How to deal with conflicting information of different strengths and get the right answer on your statistics test.

 

What is Bayes’ rule?

Definition and explanation

Bayes’ rule is a method for assessing the probabilities of an event. You start with a probability before an event, receive evidence, and update the probability you originally assigned.

Philip Tetlock found that "superforecasters", people who were especially good at predicting future events, use Bayes’ rule extensively:

The superforecasters are a numerate bunch: many know about Bayes' theorem and could deploy it if they felt it was worth the trouble. But they rarely crunch the numbers so explicitly. What matters far more to the superforecasters than Bayes' theorem is Bayes' core insight of gradually getting closer to the truth by constantly updating in proportion to the weight of the evidence.
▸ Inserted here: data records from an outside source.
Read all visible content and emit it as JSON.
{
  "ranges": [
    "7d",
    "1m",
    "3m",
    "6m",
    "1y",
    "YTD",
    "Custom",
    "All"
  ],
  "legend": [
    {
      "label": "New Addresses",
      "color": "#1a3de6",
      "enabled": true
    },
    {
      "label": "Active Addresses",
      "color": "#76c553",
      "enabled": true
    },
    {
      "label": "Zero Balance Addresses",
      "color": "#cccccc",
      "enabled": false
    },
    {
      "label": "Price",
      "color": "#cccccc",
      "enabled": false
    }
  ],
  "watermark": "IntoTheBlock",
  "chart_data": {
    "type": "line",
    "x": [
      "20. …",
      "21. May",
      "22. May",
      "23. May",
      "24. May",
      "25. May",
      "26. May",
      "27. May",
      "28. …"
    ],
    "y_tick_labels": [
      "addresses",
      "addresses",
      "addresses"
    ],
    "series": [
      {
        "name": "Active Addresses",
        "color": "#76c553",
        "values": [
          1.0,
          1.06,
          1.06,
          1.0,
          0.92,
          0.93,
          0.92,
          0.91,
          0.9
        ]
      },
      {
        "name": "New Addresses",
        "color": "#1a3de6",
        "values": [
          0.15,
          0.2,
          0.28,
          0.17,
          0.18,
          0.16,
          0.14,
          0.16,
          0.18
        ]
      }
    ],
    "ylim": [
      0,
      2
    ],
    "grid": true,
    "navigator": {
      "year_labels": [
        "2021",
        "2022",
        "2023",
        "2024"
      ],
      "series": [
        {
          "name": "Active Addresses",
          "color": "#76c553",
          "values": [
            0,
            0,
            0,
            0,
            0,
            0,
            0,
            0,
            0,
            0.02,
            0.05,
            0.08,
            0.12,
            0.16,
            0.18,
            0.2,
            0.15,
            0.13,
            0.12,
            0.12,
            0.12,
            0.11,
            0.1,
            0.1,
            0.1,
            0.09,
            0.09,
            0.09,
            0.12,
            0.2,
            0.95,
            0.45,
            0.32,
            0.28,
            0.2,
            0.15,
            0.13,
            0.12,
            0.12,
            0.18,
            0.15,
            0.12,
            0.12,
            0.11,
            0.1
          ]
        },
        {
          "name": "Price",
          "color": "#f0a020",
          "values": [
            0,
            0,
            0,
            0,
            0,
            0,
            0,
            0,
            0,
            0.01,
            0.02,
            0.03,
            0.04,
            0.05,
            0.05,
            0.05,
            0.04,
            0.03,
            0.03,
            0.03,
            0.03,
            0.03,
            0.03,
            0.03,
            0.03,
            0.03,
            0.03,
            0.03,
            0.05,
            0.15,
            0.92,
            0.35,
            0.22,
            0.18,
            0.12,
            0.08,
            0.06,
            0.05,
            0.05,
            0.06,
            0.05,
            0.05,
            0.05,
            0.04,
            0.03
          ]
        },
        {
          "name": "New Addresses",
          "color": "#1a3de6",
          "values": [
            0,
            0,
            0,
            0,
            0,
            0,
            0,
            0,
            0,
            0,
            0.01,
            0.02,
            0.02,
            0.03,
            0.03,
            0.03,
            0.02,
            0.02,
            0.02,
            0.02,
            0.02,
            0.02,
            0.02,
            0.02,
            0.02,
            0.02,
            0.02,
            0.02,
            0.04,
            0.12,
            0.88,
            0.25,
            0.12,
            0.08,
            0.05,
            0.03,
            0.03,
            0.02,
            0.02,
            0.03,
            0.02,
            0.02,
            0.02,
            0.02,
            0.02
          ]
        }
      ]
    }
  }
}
Superforecasting, Philip Tetlock and Dan Gardner

This takes a while to explain and get, but it’s worthwhile taking the time. Arbital does a good job of explaining and applying it. You should head over there and read it.

Examples of Bayes’ rule

Bayes’ rule is useful in several ways, but one is that it forces us to think probabilistically. It allows us to account for competing evidence of different strengths (in how big our ‘update’ is) and promotes a nuanced view, thus avoiding a simplistic black and white application of ‘good and bad’ outcomes.

It forces us to account for the base rate, and to take an appropriate outside view. If the prior probability of cancer is low, even relatively strong evidence might not make the posterior probability of someone actually having cancer very high.

Say you’re trying to filter spam from your inbox. You could try to blacklist phrases like “grow your penis”, but that will be restrictive for all the times your friend wants to send you an email with genuine penis enlargement tips. Or you could blacklist emails from certain domains, but then the spammers would likely just change domains, and you’ll be forever playing catch up (see the red queen hypothesis). But the way that Bayesian spam filters work is assigning a prior probability to each email (the base rate of spam), and updating on relevant information (what domain is it being sent from?, how much have we marked spam from this email before, does it contain the phrase “penis enlargement” etc.).

Your friend comes to you claiming they’ve got a miracle cure for what ails you. The prior probability you assign to this being true should be very low (the base rate for successful medical interventions is at most one in tens of thousands), so you’d need to get very strong evidence of efficacy.